It’s said that the renowned artist Salvador Dali would hold a steel ball in his hand while going for a power nap. When he was just going to enter a state of slumber, his hands would let go of the ball and he would wake up with a start. It’s said that the dreams in that semi-awakened state inspired many of his surrealistic paintings.
At his morning talk at Cannes Lions, Adam Horowitz from MIT Media Labs cited this example to make the audience sit up and take notice on how neuroscience could bring the art of advertising and science together to create a fantastic blend of creativity. He added that intuitive knowledge was getting confirmed by neuroscience.
In a session titled, ‘The biology of an idea’ Horowitz said, that the best ideas today are born from a convergence of art and technology where storytelling coupled with system design, engineering with empathy, algorithmic enhancement to images and products and so on.
He elaborated that the focus is now understanding why this intersection is so compelling and what some of the ancient precedents for this effective convergence are. Current theories in neuroscience suggest the answers to these questions lie within the mechanisms of our own biology, he said adding that the subject was relatively young (just over 50 years old).
Explaining the human brain’s own creative process and explore how this methodology can be mirrored in the new workplace to improve collaboration, and progress the coupling of art and technology.
He said that while the human mind was seeing something, it was also important to understand if it was actually experiencing the same thing. Juxtaposing visuals of scenes along with brain mapping those visuals, he drove home the point of how our brain could be seeing things in a different light than how the eyes perceived it. That was because our previous knowledge that was residing in the memory was leading to constellations of thought and the magic resulted from the science versus the experience.
Horowitz said the human brain was often riding the same path and solving problems, but in a moment of transient hypofrontality, the brain’s network that was executing tasks breaks down from the regular pattern and in that moment old and new knowledge comes together to form a new way of looking at things. He added that it is the reason why after exercise, meditation, day dreaming or taking a shower that people suddenly got a flash of an idea.
Diversity breeds creativity, both biologically and socially and how do we maximise hypofrontal behavior could help us in coming up with better ideas, he said.
Along with him was Benjamin Tritt, an artist who works in the intersection between art and engineering. Tritt gave enough and more examples of how he was inducing the art experience using neural science and was working on the capacity to magnify transient hypo-frontal to work with creativity that’s abstract.
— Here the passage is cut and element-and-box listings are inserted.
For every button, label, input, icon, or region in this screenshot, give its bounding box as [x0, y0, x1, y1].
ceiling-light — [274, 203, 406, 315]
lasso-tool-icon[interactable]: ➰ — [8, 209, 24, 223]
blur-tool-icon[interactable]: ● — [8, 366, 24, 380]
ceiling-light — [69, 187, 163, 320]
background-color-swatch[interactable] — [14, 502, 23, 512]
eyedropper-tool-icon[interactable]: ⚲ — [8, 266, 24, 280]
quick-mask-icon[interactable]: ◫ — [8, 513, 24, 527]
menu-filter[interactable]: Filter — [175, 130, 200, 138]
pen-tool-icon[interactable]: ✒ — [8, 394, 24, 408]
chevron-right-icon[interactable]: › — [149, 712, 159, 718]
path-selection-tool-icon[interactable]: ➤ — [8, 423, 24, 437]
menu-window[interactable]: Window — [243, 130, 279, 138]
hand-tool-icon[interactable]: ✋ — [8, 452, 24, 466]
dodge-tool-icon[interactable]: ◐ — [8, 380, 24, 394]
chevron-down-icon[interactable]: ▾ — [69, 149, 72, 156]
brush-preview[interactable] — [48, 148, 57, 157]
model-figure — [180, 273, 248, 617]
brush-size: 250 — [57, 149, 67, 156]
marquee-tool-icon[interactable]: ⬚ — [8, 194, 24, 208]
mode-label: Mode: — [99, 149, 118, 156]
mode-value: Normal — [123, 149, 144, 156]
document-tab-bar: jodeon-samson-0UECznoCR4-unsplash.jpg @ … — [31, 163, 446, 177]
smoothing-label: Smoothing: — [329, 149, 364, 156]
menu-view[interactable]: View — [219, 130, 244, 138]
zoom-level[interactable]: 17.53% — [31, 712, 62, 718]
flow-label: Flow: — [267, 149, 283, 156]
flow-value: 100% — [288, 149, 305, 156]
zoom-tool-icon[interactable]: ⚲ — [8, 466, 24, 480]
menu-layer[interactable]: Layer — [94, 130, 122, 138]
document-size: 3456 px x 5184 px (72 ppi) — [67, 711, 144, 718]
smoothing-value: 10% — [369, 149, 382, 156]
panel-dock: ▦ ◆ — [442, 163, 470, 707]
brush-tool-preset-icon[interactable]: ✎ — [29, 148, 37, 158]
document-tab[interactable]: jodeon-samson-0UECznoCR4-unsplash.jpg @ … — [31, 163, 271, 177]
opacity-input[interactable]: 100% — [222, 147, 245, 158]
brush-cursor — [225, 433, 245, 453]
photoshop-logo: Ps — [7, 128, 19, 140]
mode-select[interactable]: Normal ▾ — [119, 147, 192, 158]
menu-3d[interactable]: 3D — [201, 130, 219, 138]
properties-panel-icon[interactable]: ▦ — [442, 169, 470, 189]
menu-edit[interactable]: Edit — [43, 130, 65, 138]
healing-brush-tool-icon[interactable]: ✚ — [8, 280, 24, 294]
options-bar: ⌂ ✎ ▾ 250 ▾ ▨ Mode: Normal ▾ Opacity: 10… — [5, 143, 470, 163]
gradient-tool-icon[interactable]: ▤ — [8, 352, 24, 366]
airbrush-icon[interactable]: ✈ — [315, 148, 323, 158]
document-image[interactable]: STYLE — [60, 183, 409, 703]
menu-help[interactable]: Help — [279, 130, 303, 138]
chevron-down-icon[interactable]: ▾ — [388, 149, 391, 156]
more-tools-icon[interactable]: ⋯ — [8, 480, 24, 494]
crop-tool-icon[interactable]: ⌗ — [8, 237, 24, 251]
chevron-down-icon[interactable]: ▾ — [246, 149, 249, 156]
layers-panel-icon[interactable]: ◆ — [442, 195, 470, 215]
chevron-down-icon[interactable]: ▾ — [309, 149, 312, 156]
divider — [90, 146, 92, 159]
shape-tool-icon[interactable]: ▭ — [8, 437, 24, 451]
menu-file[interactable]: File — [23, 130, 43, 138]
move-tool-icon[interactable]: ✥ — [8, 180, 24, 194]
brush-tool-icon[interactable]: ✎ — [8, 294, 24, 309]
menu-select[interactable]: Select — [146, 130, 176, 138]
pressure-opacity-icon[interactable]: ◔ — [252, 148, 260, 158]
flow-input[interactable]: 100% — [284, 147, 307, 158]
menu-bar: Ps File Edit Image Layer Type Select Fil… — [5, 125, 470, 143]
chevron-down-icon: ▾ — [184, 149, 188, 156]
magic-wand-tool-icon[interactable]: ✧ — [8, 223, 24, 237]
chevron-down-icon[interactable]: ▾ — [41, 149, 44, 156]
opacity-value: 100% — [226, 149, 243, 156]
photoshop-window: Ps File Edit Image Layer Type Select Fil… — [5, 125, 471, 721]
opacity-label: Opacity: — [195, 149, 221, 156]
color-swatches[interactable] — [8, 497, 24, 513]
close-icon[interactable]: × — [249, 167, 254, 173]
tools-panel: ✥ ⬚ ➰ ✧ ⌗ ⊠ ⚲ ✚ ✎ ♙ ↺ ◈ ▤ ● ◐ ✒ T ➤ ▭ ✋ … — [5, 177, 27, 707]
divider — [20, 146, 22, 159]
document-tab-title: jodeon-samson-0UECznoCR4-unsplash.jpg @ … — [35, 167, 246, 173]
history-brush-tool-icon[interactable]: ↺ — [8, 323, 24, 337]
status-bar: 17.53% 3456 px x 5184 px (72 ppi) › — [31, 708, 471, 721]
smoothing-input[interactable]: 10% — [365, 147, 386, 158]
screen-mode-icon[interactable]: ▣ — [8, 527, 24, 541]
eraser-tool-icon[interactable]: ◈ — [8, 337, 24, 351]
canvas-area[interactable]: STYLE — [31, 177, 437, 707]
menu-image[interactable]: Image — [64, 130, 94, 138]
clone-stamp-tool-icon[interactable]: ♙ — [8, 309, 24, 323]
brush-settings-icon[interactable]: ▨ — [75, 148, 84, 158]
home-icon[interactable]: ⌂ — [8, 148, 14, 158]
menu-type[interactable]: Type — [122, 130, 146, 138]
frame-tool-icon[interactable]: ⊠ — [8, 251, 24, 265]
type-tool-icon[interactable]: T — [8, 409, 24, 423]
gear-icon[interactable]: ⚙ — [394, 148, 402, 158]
He said that the work of art could be translated to data points using machine intelligence. This process would ensure that one execution of a painting could be altered in limitless ways by exploiting the machine. Tritt demonstrated how he was working with an inkjet printer with 1200 nozzles that was bringing his painting to life. “Things you can do with technology is insane. We shall be having a printer with 10,000 nozzles in the future,” he said. This was akin to getting inside the body of the printer and watching the painting unravel itself, he said
Tritt cited the example of Steve Jobs who mentioned in one of his interviews two decades back that technology was enabling the intersection with artists and engineers. He said, “In the times we live in, a new medium of computing has appeared. Hence artists and scientists got into the field of computing to express their feeling.”